= 14th millennium BC =

Millennium between 14,000 BC and 13,001 BC

The 14th millennium BC spanned the years 14,000 BC to 13,001 BC. This millennium is during the Upper Paleolithic period. It is impossible to precisely date events that happened during this millennium, and all dates associated with this millennium are estimates mostly based on geological analysis, anthropological analysis, and radiometric dating.

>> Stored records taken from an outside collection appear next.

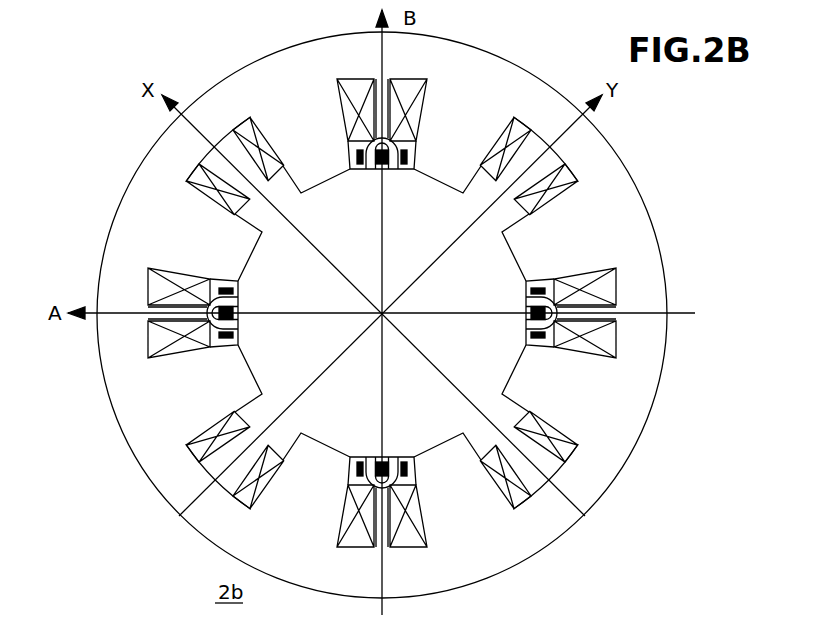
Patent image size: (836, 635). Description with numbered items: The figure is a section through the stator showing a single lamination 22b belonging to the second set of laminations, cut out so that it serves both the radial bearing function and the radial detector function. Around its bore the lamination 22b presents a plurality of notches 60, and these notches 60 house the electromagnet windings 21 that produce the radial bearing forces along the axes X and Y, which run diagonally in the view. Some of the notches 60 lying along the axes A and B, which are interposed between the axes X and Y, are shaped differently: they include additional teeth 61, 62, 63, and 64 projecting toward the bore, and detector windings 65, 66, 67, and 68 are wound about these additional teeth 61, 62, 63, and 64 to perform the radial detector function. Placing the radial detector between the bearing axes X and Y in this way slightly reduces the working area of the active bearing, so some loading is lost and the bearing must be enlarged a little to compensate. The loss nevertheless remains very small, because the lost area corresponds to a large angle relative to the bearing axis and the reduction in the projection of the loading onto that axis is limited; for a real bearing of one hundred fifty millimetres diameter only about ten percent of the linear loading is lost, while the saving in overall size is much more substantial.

The electromagnet windings 21 is at (349, 130).
The lamination 22b is at (610, 210).
The notches 60 is at (478, 199).
The additional tooth 61 is at (393, 170).
The additional tooth 62 is at (393, 462).
The additional tooth 63 is at (525, 299).
The additional tooth 64 is at (238, 332).
The detector winding 65 is at (360, 173).
The detector winding 66 is at (359, 462).
The detector winding 67 is at (528, 288).
The detector winding 68 is at (235, 289).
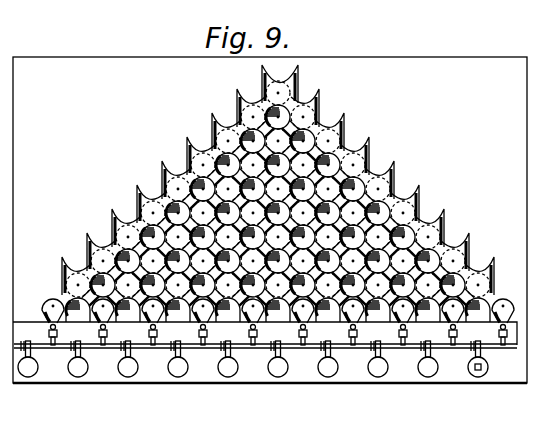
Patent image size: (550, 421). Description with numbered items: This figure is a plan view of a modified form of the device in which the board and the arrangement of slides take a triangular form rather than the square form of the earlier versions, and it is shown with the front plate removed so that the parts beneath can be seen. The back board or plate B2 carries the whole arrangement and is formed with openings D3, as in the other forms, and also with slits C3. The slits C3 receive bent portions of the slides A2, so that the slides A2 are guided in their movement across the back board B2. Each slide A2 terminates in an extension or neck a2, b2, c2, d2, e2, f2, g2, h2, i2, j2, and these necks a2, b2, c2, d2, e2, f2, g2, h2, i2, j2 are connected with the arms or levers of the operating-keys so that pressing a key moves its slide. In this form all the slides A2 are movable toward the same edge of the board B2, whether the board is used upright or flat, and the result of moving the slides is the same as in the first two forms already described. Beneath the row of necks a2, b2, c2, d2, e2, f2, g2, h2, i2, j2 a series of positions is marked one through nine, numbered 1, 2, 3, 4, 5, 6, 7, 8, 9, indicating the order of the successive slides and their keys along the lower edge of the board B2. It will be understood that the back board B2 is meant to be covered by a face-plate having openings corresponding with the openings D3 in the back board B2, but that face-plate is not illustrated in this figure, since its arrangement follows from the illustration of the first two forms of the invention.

== Inventions, discoveries, and innovations ==
- Japan: Beginning of the ancient Jōmon period (until 10,000 BCE), invention of pottery and signs of Mesolithic (possibly Neolithic) civilisation by the Proto-Ainu.
- United States: Probable presence of humans at the Meadowcroft Rockshelter site in Pennsylvania, where Lithic artefacts and hearths were found.
- Development of the magdalénian civilisations in Western Europe.
- Development of microliths in Europe.
- France: Lascaux Cave, a veritable gallery of rock art, also known as the "Sistine Chapel of the Palaeolithic" because of its wealth of cave paintings.
- Germany: Hamburg culture of the Epigravettian type, (a. 13,500 BC – c. 11,200 BC), characterised by prongs and tools used as chisels in the working of horns. It spread from northern France to southern Scandinavia in the north and to Poland in the east.
- In a cave located in eastern Morocco, a blade-making tradition of unclear origin was supplanted around the 14th millennium BCE by the earliest phase of what would become a prolonged sequence of Iberomaurusian cultural developments.